73% use AI daily
According to a recent study by the Swiss Federal Statistical Office, the Swiss have a clear edge. Around 47% of 16- to 74-year-olds use AI—well above the European average of 33%. The gap is even wider in professional settings: 73% of Swiss respondents said they use AI at work, compared with 46% in the EU.
The data problem
AI, then, has “arrived” in Switzerland. But what do these figures mean in practice—say, for communications departments? The Commtech Index Report, which surveys more than 500 communications teams across the German-speaking world each year, offers a more nuanced picture in its 2025/26 edition. It identifies an emerging digital divide, with large firms pulling ahead of smaller ones at pace. It also finds that resources are flowing into areas with quick, visible returns rather than longer-term structural projects. “Data are the real obstacle to digitalising communications—not AI,” the report concludes.
This is hardly surprising. The truly significant productivity gains require agentic AI, and the path there demands that organisations tackle formidable barriers: consolidating data silos, and reformatting information so that machines can actually use it. This is anything but trivial. Unsurprisingly, 72% of Swiss participants in the Commtech survey identify systems integration as the single biggest hurdle to deploying the new technology.
Teething troubles with agentic AI are widespread. As a McKinsey study showed earlier this year, the share of companies that have deliberately deployed AI agents and restructured their workflows around them remains in the low single digits.
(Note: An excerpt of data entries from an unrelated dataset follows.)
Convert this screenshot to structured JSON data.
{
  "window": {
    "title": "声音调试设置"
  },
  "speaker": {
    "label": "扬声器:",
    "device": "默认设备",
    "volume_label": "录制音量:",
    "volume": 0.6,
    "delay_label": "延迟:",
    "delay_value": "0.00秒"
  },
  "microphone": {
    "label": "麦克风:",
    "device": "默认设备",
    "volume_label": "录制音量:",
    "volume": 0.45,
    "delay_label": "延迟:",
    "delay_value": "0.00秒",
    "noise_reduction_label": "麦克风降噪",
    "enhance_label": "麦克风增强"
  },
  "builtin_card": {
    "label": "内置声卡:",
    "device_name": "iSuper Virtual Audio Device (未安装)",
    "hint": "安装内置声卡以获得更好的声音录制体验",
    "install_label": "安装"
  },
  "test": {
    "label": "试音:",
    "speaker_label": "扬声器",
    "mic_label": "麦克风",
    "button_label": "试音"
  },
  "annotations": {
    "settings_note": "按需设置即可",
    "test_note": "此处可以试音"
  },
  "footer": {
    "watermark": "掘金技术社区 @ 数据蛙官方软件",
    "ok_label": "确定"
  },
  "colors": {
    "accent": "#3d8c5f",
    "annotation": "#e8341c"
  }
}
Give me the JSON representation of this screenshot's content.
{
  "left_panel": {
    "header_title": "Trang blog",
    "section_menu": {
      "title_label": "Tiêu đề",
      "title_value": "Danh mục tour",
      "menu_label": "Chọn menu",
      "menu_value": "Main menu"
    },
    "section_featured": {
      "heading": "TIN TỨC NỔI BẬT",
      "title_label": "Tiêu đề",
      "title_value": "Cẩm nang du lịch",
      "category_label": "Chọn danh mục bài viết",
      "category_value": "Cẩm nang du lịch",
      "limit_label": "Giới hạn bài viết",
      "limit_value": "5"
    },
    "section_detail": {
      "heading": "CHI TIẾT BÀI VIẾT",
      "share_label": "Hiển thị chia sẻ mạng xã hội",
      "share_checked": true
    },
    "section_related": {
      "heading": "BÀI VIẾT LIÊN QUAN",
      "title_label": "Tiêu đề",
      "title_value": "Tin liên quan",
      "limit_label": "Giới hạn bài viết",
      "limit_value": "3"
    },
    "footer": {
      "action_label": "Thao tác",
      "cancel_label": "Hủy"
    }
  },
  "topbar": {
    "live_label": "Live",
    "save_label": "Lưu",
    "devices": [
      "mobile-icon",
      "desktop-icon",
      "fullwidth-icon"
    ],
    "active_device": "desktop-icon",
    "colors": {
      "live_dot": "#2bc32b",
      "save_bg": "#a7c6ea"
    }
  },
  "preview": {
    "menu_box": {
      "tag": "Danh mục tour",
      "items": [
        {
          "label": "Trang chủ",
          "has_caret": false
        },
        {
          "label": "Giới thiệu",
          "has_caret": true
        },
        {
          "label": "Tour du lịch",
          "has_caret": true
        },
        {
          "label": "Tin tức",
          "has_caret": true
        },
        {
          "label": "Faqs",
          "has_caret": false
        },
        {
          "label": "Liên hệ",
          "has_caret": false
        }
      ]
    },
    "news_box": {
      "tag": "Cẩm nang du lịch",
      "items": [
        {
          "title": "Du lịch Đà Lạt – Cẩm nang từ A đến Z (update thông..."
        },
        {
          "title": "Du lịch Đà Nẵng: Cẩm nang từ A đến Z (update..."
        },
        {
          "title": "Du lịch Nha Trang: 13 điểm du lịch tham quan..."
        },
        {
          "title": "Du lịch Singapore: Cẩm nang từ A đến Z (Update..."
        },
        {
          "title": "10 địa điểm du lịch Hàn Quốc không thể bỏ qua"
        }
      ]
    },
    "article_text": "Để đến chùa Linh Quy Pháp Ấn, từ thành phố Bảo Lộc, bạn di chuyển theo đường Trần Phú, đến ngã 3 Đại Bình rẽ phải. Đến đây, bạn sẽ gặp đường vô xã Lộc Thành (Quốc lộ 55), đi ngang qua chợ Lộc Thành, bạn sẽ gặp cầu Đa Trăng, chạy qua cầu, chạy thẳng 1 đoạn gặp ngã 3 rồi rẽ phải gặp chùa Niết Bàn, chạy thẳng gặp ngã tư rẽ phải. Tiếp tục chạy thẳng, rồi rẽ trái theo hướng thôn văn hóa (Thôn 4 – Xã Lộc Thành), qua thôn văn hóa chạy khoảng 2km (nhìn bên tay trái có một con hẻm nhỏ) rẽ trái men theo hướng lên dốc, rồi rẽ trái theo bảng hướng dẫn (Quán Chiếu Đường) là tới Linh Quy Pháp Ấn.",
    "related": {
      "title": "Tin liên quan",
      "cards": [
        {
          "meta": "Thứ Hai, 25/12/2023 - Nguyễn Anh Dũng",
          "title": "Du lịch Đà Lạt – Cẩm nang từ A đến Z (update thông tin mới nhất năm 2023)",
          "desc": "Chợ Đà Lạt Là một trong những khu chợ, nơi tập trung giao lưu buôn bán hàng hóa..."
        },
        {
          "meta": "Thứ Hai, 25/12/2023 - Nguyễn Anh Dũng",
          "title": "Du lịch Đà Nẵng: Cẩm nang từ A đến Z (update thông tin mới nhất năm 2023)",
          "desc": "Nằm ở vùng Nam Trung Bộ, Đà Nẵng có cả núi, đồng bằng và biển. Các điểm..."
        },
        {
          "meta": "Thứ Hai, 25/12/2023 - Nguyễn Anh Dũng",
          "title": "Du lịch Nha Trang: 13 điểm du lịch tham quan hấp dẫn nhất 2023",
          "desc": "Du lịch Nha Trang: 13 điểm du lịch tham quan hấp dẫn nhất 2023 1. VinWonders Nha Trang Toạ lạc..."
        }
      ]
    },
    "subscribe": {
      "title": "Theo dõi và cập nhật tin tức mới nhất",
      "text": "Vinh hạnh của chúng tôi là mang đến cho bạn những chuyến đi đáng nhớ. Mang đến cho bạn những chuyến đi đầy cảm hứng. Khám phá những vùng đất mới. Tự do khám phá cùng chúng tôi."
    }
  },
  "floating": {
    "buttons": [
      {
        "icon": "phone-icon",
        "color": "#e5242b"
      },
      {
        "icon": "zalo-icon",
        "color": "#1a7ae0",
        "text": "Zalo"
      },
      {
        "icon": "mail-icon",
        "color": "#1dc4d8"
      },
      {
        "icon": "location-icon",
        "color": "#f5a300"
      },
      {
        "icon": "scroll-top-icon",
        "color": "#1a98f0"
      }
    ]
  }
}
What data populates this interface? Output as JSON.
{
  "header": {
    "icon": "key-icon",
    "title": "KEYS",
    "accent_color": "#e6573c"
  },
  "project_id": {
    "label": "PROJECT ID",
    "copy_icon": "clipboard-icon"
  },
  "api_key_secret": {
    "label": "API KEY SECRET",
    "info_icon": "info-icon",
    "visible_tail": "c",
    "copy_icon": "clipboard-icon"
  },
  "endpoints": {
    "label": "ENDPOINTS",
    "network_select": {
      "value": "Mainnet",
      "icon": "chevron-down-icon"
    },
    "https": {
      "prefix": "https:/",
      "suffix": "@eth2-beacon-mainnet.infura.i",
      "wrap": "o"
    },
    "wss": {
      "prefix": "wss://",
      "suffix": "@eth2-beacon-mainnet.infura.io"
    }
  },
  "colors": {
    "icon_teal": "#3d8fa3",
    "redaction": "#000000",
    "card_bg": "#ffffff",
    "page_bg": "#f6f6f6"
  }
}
Auslegeordnung vor Technologie
How, then, does a communications or marketing department make AI work? Despite appearances, this is not – at least at the outset – a task for the IT department. It belongs to the people who stand to benefit. A strategic approach pays dividends: define objectives carefully, negotiate priorities, and conduct a thorough audit with clear definitions.
A few questions worth asking at the outset:
- What are our primary objectives?
- Which channels – website, newsletters, social media, press, events – do we actively manage, and what workflows does each entail?
- What knowledge bases and templates do we rely on regularly?
- How do we manage quality?
- Is information stored somewhere accessible to everyone responsible for it?
- Who owns the content, quality and maintenance of the underlying data?
That last point – data stewardship – is especially critical in a technological context. An AI system is only as good as the database it draws on. This need not mean hiring someone new. But it does require visible accountability within existing roles: whoever owns content must also own the data behind it. Datengrundlage dahinter.
Technology comes last
Once the audit is complete and responsibilities are clear, implementation can begin. The question then becomes: which problems or tasks could agents most usefully address? Where is the bottleneck? In media monitoring? Trend-scouting? Content production? The final push before a press conference? Knowledge management? Reporting? The answer differs in every organisation – and that, precisely, is the point. AI does not fulfil its potential in the abstract; it does so where it meets well-defined processes and well-maintained data.
AI tools are not the first step into digital communications – they come last. Those who do the groundwork well stand a realistic chance of getting what the technology promises: greater productivity and relief from the grind of routine tasks.